古くは「新嘗祭」と「大嘗祭」の区別は無かったとされていますが、7世紀後半の天武天皇の時に初めて2つが区別されたということです。

その後は、歴代の天皇が即位後に「大嘗祭」を行うことが皇室の伝統になりました。

平安時代には宮中の儀式書の「貞観儀式(じょうがんぎしき)」などで「大嘗祭」の次第が明文化されました。

長い歴史の中では「大嘗祭」が行われなかった時期もあります。

室町時代の後期以降、相次ぐ戦乱によって資金の調達が困難になるなどして200年以上にわたり伝統が途絶えたこともありました。

しかし、江戸時代の半ば、朝廷の強い意向を幕府が認める形で再び行われるようになりました。

明治時代には皇室のあり方や儀式などについて定めた旧皇室典範などが制定され「大嘗祭」は「即位礼」と並ぶ重要な儀式として位置づけられます。

そして、戦後になると新憲法が施行され、皇室制度が現在のものに改められました。

前回の大嘗宮の儀 皇居・東御苑 平成2(1990)年11月

前回、平成2年の「大嘗祭」は新憲法で定められた政教分離の原則を踏まえて皇室行事として行われ、この考え方は今回の「大嘗祭」でも踏襲されています。

「大嘗祭」の主な次第は平安時代の頃から基本的に変わっておらず、今回の儀式も長い伝統を踏まえた形で行われます。

前回を踏襲しつつ経費抑制など見直しも

天皇陛下の即位に伴う今回の「大嘗祭」は前回、平成2年の儀式のあり方を踏襲し、古くからの伝統を尊重しながらも社会情勢の変化などを踏まえて一部で経費の抑制などの見直しが行われました。

まず中心的な儀式の「大嘗宮の儀」の招待者は前回は1000人近くにのぼりましたが、実際に参列した人数や儀式の様子がうかがえるような座席の配置などを踏まえて、700人近くにまで減らされることになりました。
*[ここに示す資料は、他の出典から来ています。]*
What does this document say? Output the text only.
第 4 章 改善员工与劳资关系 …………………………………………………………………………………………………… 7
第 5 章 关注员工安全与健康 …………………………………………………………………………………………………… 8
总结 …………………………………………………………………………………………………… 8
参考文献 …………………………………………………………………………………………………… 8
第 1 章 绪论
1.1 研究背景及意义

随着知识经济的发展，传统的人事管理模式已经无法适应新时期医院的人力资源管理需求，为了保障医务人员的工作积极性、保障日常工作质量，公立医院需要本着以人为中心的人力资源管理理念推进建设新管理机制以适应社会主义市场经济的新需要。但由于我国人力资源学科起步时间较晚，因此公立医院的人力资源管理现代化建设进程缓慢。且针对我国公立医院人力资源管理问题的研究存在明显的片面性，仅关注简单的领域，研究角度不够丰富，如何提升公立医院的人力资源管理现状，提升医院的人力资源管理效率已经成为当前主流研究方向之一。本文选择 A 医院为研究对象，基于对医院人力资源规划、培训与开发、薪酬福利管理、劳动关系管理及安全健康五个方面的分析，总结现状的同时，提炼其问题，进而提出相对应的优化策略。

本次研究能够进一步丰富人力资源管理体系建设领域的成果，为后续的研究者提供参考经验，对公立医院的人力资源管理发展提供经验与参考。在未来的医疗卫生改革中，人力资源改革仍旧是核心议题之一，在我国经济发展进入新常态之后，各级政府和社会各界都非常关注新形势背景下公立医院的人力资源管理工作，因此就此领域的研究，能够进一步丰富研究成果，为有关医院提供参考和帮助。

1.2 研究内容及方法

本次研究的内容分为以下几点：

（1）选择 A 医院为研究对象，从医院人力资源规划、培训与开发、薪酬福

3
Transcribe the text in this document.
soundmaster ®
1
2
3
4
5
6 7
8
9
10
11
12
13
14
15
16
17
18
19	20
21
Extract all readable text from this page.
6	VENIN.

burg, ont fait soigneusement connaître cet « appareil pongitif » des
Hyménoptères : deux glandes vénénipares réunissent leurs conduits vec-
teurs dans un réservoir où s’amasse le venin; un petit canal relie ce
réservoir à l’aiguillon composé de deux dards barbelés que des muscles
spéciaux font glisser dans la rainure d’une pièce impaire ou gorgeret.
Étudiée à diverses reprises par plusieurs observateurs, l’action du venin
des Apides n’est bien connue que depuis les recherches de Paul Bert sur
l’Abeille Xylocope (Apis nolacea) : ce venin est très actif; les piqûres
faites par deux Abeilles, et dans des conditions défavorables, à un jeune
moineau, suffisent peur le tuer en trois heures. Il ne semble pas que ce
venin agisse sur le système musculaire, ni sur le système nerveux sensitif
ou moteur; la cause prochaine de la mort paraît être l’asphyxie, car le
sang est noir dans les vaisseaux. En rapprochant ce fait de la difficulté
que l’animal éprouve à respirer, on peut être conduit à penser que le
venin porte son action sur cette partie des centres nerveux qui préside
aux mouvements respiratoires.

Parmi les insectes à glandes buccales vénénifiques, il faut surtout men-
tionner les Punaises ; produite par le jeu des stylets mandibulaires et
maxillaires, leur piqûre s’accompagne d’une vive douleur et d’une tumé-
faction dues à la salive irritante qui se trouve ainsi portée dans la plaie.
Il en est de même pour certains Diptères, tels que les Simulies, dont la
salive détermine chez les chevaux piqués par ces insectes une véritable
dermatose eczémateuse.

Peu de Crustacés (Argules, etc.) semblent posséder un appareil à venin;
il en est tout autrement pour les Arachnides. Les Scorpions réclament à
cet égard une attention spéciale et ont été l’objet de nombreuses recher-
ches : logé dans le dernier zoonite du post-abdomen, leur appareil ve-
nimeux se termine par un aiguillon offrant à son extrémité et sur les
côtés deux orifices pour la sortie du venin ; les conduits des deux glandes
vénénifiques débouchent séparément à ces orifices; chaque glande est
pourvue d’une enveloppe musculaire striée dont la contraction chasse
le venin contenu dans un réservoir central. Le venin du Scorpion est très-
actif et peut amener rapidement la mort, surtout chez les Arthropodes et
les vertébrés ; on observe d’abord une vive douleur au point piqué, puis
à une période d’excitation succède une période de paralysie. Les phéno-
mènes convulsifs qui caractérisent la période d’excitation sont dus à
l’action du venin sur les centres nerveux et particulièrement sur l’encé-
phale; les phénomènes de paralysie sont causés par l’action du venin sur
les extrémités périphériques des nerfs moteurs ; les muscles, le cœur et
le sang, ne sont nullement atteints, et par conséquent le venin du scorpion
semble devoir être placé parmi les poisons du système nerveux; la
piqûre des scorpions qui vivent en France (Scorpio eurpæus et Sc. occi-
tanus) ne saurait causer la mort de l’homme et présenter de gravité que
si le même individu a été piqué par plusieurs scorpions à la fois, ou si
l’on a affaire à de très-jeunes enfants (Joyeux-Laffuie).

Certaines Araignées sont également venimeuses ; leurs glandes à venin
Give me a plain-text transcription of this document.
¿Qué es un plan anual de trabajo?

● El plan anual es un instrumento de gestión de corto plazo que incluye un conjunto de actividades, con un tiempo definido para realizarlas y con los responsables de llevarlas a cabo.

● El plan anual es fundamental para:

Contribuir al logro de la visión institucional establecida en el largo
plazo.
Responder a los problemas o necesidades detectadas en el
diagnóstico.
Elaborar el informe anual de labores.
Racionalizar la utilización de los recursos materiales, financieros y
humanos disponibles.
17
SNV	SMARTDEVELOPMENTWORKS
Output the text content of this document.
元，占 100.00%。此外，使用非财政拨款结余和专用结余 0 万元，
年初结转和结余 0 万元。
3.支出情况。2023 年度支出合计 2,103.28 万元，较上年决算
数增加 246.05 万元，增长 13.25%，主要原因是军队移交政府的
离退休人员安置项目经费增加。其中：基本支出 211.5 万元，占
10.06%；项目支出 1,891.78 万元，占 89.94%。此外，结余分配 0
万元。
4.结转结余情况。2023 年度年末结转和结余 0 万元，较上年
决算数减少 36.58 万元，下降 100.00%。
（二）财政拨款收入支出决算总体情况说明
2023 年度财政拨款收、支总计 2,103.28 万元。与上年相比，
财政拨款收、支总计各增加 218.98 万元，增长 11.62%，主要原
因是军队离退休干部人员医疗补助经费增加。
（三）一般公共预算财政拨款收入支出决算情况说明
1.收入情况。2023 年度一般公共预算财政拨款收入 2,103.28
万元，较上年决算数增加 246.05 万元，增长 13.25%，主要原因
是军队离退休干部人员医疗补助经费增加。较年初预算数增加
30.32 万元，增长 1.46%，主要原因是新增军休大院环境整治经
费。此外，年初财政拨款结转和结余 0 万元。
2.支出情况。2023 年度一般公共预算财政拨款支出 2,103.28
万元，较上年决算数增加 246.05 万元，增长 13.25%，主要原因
前回の大嘗宮の儀 皇居・東御苑 平成2(1990)年

「大嘗宮」の規模についても見直され、一部の建物の規模や敷地の面積が縮小されたほか、儀式のあり方に影響が出ない範囲で建築の工法や資材が変更されました。

このうち、皇族方が入られる建物や一般の参列者が入る建物はいずれも皇族の数や招待者数の減少に伴って規模が縮小されました。

主要な建物の「悠紀殿」と「主基殿」の屋根は前回の儀式まではかやぶきでしたが、資材の調達が難しいことなどから板ぶきに変更され、経費の抑制につながりました

大嘗宮 悠紀殿(右奥)皇居・東御苑 令和元(2019)年11月

この変更についてはことし8月、かやぶきの文化の伝承などを求めている一部の国会議員がかやぶきにするよう政府に要望するなど異論も出されました。

「大嘗宮」は儀式のあと解体されることになっていて、前回は古来の例にのっとり、大半の資材が廃棄されたり焼却されたりしましたが、今回はできるだけ再利用する方向で検討が進められています。

大嘗宮 皇居・東御苑 令和元(2019)年11月

このほか、天皇陛下が参列者を招いて催される饗宴「大饗の儀」は招待者数の減少に伴い前回の3回から2回に減らされ、天皇皇后両陛下の負担も考慮して16日と18日に間隔を空けて行われることになりました。